Cross-reactivity and tolerability of cephalosporins in patients with immediate hypersensitivity to penicillins.

Author information

1
Università Cattolica del Sacro Cuore, Complesso Integrato Columbus, Rome, Italy. columbus.romano@linet.it

Abstract

BACKGROUND:

In patients with documented IgE-mediated hypersensitivity to penicillins, data on sensitization to cephalosporins vary. Administering cephalosporins to such patients is often deferred because of the risk for cross-reactivity.

OBJECTIVE:

To assess the cross-reactivity with cephalosporins and its potential determinants in patients with documented penicillin allergy.

DESIGN:

Prospective study in patients without clinical indications for cephalosporin treatment.

SETTING:

Italy.

PATIENTS:

128 consecutive patients who sustained anaphylactic shock (n = 81) or urticaria (n = 47) and had positive results on skin tests for at least 1 of the penicillin reagents tested.

MEASUREMENTS:

All patients were skin tested with cephalothin, cefamandole, cefuroxime, ceftazidime, ceftriaxone, and cefotaxime.

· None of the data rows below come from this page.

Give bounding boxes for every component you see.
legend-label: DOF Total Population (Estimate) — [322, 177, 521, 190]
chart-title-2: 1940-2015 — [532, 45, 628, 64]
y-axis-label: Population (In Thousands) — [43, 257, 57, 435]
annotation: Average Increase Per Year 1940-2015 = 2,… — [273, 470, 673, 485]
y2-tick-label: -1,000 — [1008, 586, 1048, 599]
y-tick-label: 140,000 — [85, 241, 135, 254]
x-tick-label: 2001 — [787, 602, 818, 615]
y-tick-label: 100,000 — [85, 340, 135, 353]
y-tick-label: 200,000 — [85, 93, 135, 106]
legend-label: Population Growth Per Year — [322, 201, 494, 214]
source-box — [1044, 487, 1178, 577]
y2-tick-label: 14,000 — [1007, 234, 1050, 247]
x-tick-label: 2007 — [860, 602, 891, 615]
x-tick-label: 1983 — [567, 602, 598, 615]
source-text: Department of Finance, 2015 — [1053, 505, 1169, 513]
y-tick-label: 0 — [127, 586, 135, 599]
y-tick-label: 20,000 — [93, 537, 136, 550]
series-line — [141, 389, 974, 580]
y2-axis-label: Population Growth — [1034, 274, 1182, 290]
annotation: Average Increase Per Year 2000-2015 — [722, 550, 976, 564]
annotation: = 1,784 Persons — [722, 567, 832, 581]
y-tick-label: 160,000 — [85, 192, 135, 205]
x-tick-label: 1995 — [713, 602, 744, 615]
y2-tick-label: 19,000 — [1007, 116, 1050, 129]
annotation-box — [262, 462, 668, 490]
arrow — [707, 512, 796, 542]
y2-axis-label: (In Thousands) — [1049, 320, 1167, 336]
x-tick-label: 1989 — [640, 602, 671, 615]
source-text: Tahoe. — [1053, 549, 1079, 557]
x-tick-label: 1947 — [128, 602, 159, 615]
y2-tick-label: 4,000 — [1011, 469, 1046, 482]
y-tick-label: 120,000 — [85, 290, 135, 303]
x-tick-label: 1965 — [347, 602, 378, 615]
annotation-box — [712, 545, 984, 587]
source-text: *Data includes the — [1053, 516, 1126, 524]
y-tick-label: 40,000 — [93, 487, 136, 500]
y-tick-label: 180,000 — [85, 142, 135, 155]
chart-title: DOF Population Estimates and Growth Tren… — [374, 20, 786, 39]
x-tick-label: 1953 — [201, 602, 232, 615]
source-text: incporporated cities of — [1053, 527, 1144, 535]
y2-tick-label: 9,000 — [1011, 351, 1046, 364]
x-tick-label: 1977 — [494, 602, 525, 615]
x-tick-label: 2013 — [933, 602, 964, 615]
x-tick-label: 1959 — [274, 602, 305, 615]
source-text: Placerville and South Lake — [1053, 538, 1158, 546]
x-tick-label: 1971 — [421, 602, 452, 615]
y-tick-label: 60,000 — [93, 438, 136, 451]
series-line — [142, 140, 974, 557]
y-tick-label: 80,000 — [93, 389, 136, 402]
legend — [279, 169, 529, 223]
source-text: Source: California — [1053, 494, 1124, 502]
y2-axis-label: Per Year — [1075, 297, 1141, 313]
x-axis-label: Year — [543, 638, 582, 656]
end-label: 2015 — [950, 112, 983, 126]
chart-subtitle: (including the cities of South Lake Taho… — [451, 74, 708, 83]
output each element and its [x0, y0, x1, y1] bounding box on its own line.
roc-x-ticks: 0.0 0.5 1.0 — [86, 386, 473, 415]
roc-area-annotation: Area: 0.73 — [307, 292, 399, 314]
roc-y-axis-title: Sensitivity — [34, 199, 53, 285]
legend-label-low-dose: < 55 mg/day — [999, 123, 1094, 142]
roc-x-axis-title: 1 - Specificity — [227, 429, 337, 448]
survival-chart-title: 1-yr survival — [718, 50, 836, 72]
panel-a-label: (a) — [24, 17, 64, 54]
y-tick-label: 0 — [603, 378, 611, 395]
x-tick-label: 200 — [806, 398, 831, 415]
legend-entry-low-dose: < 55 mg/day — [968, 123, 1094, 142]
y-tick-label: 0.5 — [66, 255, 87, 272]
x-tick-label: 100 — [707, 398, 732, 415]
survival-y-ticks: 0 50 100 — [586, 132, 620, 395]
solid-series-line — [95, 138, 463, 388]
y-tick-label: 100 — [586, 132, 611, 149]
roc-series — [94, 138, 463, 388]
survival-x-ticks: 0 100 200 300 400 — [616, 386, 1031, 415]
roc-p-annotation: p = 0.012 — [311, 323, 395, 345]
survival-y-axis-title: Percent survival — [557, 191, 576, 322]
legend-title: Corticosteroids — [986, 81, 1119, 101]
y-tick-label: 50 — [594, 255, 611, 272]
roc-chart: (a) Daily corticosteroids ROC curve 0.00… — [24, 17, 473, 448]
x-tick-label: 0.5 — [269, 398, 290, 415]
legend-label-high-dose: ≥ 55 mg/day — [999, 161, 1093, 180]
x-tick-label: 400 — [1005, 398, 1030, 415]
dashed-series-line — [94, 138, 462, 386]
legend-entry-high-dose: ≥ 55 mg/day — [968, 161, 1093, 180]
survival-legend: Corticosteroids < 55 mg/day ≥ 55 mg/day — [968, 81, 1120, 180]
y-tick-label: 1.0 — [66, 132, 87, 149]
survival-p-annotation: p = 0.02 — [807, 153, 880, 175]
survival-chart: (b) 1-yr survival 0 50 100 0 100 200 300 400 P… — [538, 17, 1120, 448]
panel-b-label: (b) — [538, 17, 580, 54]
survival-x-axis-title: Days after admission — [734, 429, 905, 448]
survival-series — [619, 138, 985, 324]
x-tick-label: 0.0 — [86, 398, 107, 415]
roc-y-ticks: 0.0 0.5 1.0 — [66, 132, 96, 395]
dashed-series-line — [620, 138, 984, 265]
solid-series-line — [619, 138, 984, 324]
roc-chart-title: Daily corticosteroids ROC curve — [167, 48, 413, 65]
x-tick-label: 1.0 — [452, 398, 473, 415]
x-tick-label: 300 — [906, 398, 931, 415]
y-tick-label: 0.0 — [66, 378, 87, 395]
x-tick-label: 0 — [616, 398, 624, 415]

Patients with negative results for the last 4 cephalosporins were challenged with cefuroxime axetil and ceftriaxone.

RESULTS:

14 patients (10.9% [95% CI, 6.1% to 17.7%]) had positive results on skin tests for cephalosporins, mostly for cephalothin or cefamandole. Skin test results for the minor determinant mixture were positive in 10 of 14 patients (71.4%) with cross-reactivity and 44 of 114 patients (38.6%) without cross-reactivity (odds ratio, 3.90 [CI, 1.17 to 13.40]; P = 0.0189). All 101 patients with negative results on skin tests for cefuroxime, ceftazidime, ceftriaxone, and cefotaxime tolerated cefuroxime axetil and ceftriaxone (tolerability rate, 100% [CI, 96.4% to 100%]).

LIMITATIONS:

Challenges were not followed by full therapeutic courses. Twenty-two patients declined challenges; positive responses in those patients would have decreased the tolerability rate to 82.1% (CI, 74.2% to 88.4%).

CONCLUSIONS:

These data confirm the advisability of avoiding cephalosporin treatment in patients with positive results on skin tests for penicillin. In patients who especially require cephalosporin treatment, we recommend skin tests with cephalosporins before assessing the tolerability of the cephalosporin with a graded challenge.